3. An adjustable irradiator according to claim 2, characterized in that, The power assembly includes: The first motor (10) is fixedly installed in the sliding block (7) and located below the rotating column (11). The output shaft of the first motor (10) is coaxially connected with the rotating column (11). An electric hydraulic push rod (19) is fixedly installed in the sliding groove (12). A rectangular block (20) is fixedly installed at the telescopic end of the electric hydraulic push rod (19). Several connecting rods (21) are rotatably installed on the rectangular block (20). The upper ends of the several connecting rods (21) are rotatably connected to several first clamping plates (13).

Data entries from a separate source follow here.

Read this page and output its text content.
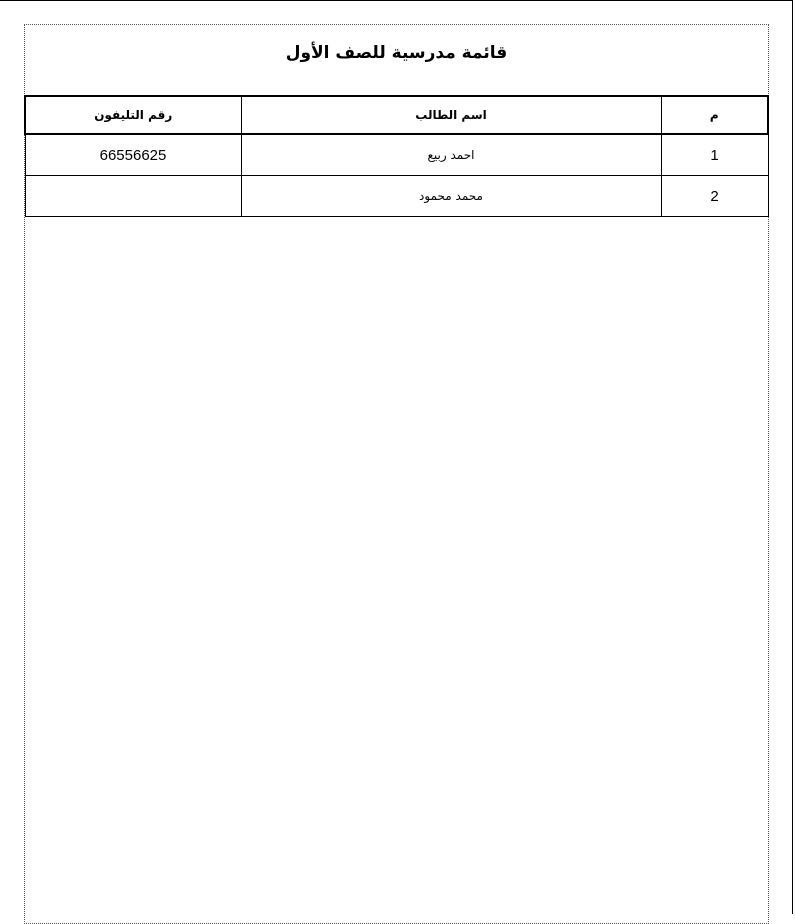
قائمة مدرسية للصف الأول
رقم التليفون	اسم الطالب	م
66556625	احمد ربيع	1
	محمد محمود	2
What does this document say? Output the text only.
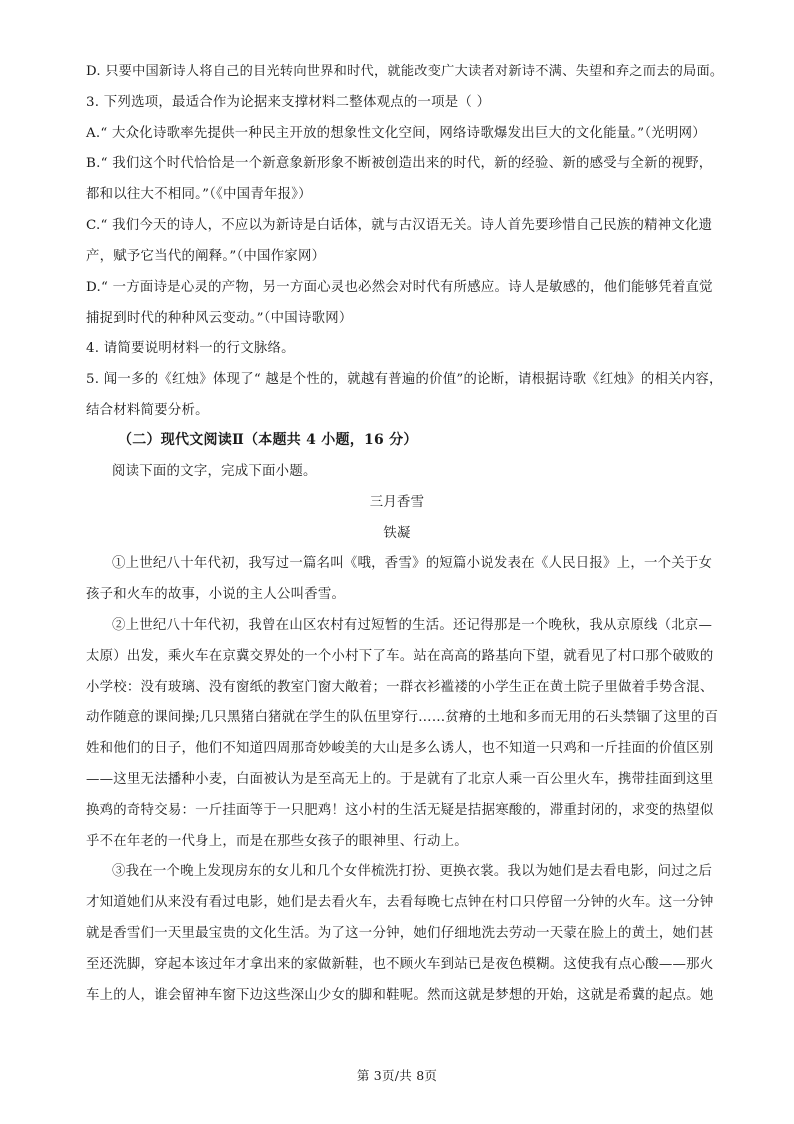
D. 只要中国新诗人将自己的目光转向世界和时代，就能改变广大读者对新诗不满、失望和弃之而去的局面。
3. 下列选项，最适合作为论据来支撑材料二整体观点的一项是（ ）
A.“ 大众化诗歌率先提供一种民主开放的想象性文化空间，网络诗歌爆发出巨大的文化能量。”（光明网）
B.“ 我们这个时代恰恰是一个新意象新形象不断被创造出来的时代，新的经验、新的感受与全新的视野，
都和以往大不相同。”（《中国青年报》）
C.“ 我们今天的诗人，不应以为新诗是白话体，就与古汉语无关。诗人首先要珍惜自己民族的精神文化遗
产，赋予它当代的阐释。”（中国作家网）
D.“ 一方面诗是心灵的产物，另一方面心灵也必然会对时代有所感应。诗人是敏感的，他们能够凭着直觉
捕捉到时代的种种风云变动。”（中国诗歌网）
4. 请简要说明材料一的行文脉络。
5. 闻一多的《红烛》体现了“ 越是个性的，就越有普遍的价值”的论断，请根据诗歌《红烛》的相关内容，
结合材料简要分析。
（二）现代文阅读Ⅱ（本题共 4 小题，16 分）
阅读下面的文字，完成下面小题。
三月香雪
铁凝
①上世纪八十年代初，我写过一篇名叫《哦，香雪》的短篇小说发表在《人民日报》上，一个关于女
孩子和火车的故事，小说的主人公叫香雪。
②上世纪八十年代初，我曾在山区农村有过短暂的生活。还记得那是一个晚秋，我从京原线（北京—
太原）出发，乘火车在京冀交界处的一个小村下了车。站在高高的路基向下望，就看见了村口那个破败的
小学校：没有玻璃、没有窗纸的教室门窗大敞着；一群衣衫褴褛的小学生正在黄土院子里做着手势含混、
动作随意的课间操;几只黑猪白猪就在学生的队伍里穿行……贫瘠的土地和多而无用的石头禁锢了这里的百
姓和他们的日子，他们不知道四周那奇妙峻美的大山是多么诱人，也不知道一只鸡和一斤挂面的价值区别
——这里无法播种小麦，白面被认为是至高无上的。于是就有了北京人乘一百公里火车，携带挂面到这里
换鸡的奇特交易：一斤挂面等于一只肥鸡！这小村的生活无疑是拮据寒酸的，滞重封闭的，求变的热望似
乎不在年老的一代身上，而是在那些女孩子的眼神里、行动上。
③我在一个晚上发现房东的女儿和几个女伴梳洗打扮、更换衣裳。我以为她们是去看电影，问过之后
才知道她们从来没有看过电影，她们是去看火车，去看每晚七点钟在村口只停留一分钟的火车。这一分钟
就是香雪们一天里最宝贵的文化生活。为了这一分钟，她们仔细地洗去劳动一天蒙在脸上的黄土，她们甚
至还洗脚，穿起本该过年才拿出来的家做新鞋，也不顾火车到站已是夜色模糊。这使我有点心酸——那火
车上的人，谁会留神车窗下边这些深山少女的脚和鞋呢。然而这就是梦想的开始，这就是希冀的起点。她
第 3页/共 8页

The rectangular block (20) is slidably connected to the sliding groove (12).
4. An adjustable irradiator according to claim 3, characterized in that, A storage battery (22) is fixedly installed in the sliding groove (12), and the storage battery (22) is electrically connected to the electric hydraulic push rod (19).
5. An adjustable irradiator according to claim 3, characterized in that, The telescopic end of the electric hydraulic push rod (19) is slidably connected to the sliding groove (12), and the output shaft of the second motor (16) is rotatably connected to the housing (1) and the power chamber (15).
6. An adjustable irradiator according to claim 1, characterized in that, A fixing column (23) is fixedly installed inside the housing (1) and above the radiation assembly (4). A sliding block (7) is slidably installed on the fixing column (23) and is fixedly connected to the radiation assembly (4).
7. An adjustable irradiator according to claim 1, characterized in that, Several second clamping plates (14) are distributed in a ring at equal intervals on the rotating column (11).